There are many stories of failed sponsorship attempts- links forged and applications made- which seem simply to completely disappear. Potential hosts are not always informed. We hear reports of Ukrainian families, beginning their hopeful journey to Britain, redirected to more receptive nations following a paperwork catastrophe.

It is at least frustrating and more often traumatic. Hosts that succeed in securing sponsorship visas must then ensure safe and adequate domestic provision. Rooms offered are subject to inspection of course, but often so stringent as to seem pedantic; DBS checks can be inexplicably slow to process; furniture, equipment and clothes must all be gathered to provide the beginnings of a home for a family arriving with nothing. And those committed enough to this obviously want to provide something more too: appropriate toys and personal possessions, access to support networks, companions, perhaps even job opportunities.

A couple I spoke to, who clearly provide an affectionate, supportive and respectful set up for their family, reflected that sponsoring had proved an almost full time job and were grateful to be retired. Money promised to hosts to help cover costs does not appear easily, individual interim payments for guests are delayed and applications for Universal Credit need constant chasing. The Faversham community has offered a heartening contrast to Government failings. Hosts commended the wonderful support of individuals and companies, who have rallied to provide goods, materials and service, free and often at very short notice.

A national picture seems to indicate better support from local Government and, over the past weeks, this is becoming more purposeful. KCC and SBC both provide advisors to support guests and their host families. But, again, it is the community that seems to provide more tangible support. The Abbey Physic Garden accommodates weekly meetings of Ukrainian families, translator available; Faversham Pools have donated free vouchers, pubs have provided free entertainment; free access to bicycles and computers is now available; gym classes for children are possible in the future and barbeques and picnics are planned

for the summer months. Anyone involved in providing the myriad of support for Ukrainian families here in Faversham is working very hard indeed.

The significant efforts involved in providing safe shelter are really just the beginning

Hosts I spoke to feel deeply concerned for the emotional wellbeing of their guests.

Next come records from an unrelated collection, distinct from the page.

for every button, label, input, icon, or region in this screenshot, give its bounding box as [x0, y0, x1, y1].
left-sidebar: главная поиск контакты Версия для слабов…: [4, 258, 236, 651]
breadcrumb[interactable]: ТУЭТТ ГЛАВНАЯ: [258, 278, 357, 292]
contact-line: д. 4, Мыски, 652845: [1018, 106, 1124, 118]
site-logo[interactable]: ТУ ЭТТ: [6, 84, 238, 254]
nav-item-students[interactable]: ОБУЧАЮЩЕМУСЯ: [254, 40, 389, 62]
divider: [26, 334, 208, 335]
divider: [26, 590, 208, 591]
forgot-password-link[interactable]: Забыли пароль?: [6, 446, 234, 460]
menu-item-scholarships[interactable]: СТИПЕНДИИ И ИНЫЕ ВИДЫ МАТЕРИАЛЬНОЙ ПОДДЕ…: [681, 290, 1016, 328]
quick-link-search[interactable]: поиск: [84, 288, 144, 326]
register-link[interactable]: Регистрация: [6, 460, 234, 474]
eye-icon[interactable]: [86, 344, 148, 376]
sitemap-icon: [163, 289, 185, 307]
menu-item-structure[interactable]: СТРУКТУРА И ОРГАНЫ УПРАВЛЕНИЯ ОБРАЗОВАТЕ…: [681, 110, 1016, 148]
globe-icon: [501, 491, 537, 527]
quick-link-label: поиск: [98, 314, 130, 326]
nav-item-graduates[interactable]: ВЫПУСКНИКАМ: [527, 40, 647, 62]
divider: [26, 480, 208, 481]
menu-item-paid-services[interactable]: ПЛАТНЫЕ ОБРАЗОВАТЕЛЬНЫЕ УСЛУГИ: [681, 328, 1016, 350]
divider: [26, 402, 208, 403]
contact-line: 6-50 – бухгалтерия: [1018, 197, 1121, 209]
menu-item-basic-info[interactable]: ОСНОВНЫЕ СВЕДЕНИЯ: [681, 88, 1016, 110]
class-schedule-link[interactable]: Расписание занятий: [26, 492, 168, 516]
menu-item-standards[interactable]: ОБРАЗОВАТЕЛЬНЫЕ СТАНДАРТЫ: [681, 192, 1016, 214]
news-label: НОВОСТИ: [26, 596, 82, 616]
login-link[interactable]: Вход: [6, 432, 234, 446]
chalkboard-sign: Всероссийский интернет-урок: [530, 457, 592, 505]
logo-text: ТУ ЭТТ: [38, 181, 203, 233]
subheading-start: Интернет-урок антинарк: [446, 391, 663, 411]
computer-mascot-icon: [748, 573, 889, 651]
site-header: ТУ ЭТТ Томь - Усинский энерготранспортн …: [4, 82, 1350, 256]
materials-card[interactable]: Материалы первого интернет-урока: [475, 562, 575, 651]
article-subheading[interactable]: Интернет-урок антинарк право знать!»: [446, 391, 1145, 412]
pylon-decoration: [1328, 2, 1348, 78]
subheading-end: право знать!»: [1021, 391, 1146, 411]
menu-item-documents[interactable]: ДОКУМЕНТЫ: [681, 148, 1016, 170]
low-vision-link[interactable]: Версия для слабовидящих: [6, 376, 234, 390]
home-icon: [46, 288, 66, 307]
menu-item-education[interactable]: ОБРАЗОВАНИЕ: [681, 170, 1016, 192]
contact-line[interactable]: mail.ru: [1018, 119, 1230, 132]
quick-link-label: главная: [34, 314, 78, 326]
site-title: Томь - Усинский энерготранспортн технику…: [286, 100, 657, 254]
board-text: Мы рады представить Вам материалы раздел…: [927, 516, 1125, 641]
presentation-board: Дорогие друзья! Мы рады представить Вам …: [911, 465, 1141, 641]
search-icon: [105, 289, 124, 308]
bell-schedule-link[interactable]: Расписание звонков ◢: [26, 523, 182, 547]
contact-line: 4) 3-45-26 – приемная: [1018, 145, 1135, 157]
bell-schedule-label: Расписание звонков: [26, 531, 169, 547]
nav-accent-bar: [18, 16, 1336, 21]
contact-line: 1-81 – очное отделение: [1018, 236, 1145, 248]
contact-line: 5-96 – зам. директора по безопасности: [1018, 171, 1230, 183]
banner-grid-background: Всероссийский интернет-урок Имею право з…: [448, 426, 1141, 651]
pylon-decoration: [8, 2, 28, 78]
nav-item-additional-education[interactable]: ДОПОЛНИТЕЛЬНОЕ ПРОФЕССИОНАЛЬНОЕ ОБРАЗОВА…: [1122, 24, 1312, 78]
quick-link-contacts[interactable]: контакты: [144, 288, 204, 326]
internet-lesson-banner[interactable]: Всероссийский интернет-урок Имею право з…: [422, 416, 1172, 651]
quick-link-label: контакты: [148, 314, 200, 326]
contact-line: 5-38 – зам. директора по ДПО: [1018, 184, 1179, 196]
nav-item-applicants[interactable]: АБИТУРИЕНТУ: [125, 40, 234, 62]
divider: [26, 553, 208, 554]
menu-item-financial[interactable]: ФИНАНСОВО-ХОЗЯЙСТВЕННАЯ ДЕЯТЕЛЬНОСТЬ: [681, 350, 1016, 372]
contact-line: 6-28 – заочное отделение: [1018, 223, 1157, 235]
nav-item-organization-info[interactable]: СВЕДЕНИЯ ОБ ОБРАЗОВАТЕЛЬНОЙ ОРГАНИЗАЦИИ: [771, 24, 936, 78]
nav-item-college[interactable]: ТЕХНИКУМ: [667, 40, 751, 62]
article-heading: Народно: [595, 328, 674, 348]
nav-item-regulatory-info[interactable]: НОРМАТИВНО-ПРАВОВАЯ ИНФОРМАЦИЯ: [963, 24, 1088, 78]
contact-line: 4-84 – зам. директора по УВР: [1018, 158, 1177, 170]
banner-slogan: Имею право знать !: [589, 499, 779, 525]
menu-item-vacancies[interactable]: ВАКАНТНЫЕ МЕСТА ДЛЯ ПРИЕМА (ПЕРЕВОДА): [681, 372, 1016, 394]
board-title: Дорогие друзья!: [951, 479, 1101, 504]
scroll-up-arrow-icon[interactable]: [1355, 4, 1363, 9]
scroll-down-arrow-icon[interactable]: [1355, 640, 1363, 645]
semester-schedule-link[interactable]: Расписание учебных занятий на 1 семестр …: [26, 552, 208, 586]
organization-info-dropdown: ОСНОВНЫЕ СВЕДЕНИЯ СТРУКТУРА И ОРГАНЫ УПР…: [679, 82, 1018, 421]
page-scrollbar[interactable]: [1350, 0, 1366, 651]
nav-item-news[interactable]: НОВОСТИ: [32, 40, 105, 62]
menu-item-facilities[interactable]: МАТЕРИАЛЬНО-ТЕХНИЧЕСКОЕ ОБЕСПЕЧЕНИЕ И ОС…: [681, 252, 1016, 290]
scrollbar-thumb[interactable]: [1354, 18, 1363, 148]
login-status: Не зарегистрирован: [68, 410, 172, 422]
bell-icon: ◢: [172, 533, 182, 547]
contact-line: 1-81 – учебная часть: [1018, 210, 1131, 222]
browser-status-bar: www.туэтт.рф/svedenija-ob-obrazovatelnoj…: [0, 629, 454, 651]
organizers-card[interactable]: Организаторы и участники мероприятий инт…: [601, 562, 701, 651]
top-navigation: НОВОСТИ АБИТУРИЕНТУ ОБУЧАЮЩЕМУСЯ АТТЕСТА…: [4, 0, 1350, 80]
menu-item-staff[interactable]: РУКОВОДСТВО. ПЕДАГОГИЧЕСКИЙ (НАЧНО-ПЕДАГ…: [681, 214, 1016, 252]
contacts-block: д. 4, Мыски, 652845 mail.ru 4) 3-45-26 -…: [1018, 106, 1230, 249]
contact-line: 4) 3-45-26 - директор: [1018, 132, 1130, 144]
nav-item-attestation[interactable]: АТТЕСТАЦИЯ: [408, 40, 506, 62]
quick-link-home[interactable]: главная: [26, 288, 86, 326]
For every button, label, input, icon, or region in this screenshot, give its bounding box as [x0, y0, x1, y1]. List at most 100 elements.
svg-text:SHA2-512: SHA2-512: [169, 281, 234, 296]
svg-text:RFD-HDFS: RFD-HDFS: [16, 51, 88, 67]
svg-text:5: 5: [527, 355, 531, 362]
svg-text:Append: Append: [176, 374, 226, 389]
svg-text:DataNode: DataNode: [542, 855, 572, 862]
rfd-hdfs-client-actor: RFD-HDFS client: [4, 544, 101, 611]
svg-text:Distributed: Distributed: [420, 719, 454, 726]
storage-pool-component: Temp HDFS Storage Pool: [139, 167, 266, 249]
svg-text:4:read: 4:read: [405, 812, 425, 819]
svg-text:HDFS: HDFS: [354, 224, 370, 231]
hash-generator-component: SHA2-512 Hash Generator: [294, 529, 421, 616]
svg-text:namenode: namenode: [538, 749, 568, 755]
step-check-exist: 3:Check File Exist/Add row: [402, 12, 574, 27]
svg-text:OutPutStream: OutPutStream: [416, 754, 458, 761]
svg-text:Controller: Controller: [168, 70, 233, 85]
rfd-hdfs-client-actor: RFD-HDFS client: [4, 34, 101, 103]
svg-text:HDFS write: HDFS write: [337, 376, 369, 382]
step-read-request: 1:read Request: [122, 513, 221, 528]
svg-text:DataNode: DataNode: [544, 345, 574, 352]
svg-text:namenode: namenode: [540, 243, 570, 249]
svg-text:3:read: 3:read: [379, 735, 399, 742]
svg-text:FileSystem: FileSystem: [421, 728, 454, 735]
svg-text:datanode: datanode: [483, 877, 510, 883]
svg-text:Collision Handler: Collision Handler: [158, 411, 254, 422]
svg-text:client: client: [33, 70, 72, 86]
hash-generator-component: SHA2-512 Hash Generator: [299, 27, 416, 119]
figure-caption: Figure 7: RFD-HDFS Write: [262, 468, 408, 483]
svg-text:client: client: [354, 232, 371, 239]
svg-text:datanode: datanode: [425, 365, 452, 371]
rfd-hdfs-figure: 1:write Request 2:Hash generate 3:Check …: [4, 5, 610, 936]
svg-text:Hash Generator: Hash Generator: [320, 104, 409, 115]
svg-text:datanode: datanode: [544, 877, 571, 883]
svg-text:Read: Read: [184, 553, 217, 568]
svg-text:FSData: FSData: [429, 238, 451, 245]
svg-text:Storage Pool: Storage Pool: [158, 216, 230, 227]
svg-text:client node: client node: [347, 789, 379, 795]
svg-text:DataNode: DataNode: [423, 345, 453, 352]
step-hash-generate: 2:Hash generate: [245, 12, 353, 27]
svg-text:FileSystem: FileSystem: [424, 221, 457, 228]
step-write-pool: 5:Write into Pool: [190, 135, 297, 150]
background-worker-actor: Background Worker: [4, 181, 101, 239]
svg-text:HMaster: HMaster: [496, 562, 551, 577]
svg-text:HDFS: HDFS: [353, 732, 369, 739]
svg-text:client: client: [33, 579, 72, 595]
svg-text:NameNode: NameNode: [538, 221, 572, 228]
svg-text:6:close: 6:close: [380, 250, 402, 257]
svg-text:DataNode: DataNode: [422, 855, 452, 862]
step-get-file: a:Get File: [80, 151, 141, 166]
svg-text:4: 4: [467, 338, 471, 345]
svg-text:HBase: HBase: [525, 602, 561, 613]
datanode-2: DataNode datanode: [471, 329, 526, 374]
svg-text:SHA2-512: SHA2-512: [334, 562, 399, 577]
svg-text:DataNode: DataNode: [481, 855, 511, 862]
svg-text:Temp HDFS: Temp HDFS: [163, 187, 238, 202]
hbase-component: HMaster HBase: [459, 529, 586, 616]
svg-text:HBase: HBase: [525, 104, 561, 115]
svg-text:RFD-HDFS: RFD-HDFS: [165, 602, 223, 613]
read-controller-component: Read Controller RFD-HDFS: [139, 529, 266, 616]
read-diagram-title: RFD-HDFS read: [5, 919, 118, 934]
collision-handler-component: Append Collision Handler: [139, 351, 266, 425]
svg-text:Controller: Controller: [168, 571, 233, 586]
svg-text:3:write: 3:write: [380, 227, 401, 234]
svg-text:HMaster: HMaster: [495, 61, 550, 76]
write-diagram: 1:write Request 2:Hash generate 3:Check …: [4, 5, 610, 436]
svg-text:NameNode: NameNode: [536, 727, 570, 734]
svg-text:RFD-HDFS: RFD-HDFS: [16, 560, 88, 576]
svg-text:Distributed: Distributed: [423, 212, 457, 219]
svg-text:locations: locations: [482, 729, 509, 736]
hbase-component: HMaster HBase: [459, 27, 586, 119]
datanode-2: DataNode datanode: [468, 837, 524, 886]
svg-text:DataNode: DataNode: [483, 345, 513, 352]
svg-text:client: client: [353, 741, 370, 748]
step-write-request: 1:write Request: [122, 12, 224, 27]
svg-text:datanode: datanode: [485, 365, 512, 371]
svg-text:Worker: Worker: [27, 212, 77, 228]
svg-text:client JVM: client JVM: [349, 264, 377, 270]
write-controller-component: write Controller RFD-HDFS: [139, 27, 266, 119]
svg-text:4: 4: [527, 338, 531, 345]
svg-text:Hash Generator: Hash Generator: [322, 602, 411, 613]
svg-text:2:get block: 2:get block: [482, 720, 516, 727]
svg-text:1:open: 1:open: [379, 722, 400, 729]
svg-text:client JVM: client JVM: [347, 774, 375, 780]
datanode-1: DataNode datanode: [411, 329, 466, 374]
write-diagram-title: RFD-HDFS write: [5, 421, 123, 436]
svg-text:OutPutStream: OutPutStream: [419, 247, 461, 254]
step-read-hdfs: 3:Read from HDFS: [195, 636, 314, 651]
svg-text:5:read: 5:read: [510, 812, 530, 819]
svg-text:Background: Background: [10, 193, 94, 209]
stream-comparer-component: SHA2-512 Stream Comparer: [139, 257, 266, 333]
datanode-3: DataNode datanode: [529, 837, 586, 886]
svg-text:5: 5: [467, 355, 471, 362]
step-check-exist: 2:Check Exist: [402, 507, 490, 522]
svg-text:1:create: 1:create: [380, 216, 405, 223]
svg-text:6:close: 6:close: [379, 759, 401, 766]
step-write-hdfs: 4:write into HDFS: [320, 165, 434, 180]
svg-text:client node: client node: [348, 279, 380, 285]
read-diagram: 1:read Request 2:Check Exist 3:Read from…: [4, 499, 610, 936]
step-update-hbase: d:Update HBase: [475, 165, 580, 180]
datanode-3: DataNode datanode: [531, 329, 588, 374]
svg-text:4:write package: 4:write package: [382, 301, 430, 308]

Escaping

into an unknown, they have put all faith in the mercy of strangers. They have lasting sadness: if they haven't lost husbands and fathers to the fighting, they feel the guilt of having left them behind. Limited government support strategies do nothing to consider this. Hosts can’t always accommodate an extended family, members of whom can often be placed in distant towns. This adds another layer of misery, one which could surely be avoided. Why not facilitate group sponsorship for a number of refugees who could arrive together and settle in the same area? Children could attend the same school, appropriate teachers providing support; adequate medical and dental services could be more easily available. It would allow, at least, some reassuring reminder of a community they were forced to leave behind.

Several hosts I talked to mentioned relatively recent moves to Faversham. I imagine how welcome they must have been made to feel, enough to extend their own to Ukrainian

refugees. Some very recent newcomers, weeks after moving to Faversham and knowing no one, are welcoming their own Ukrainian guests! Perhaps understanding the chaos of domestic impermanence makes people more inclined to offer sanctuary? An obstinately immobile, deliberately blind and self- serving government could learn a thing or two.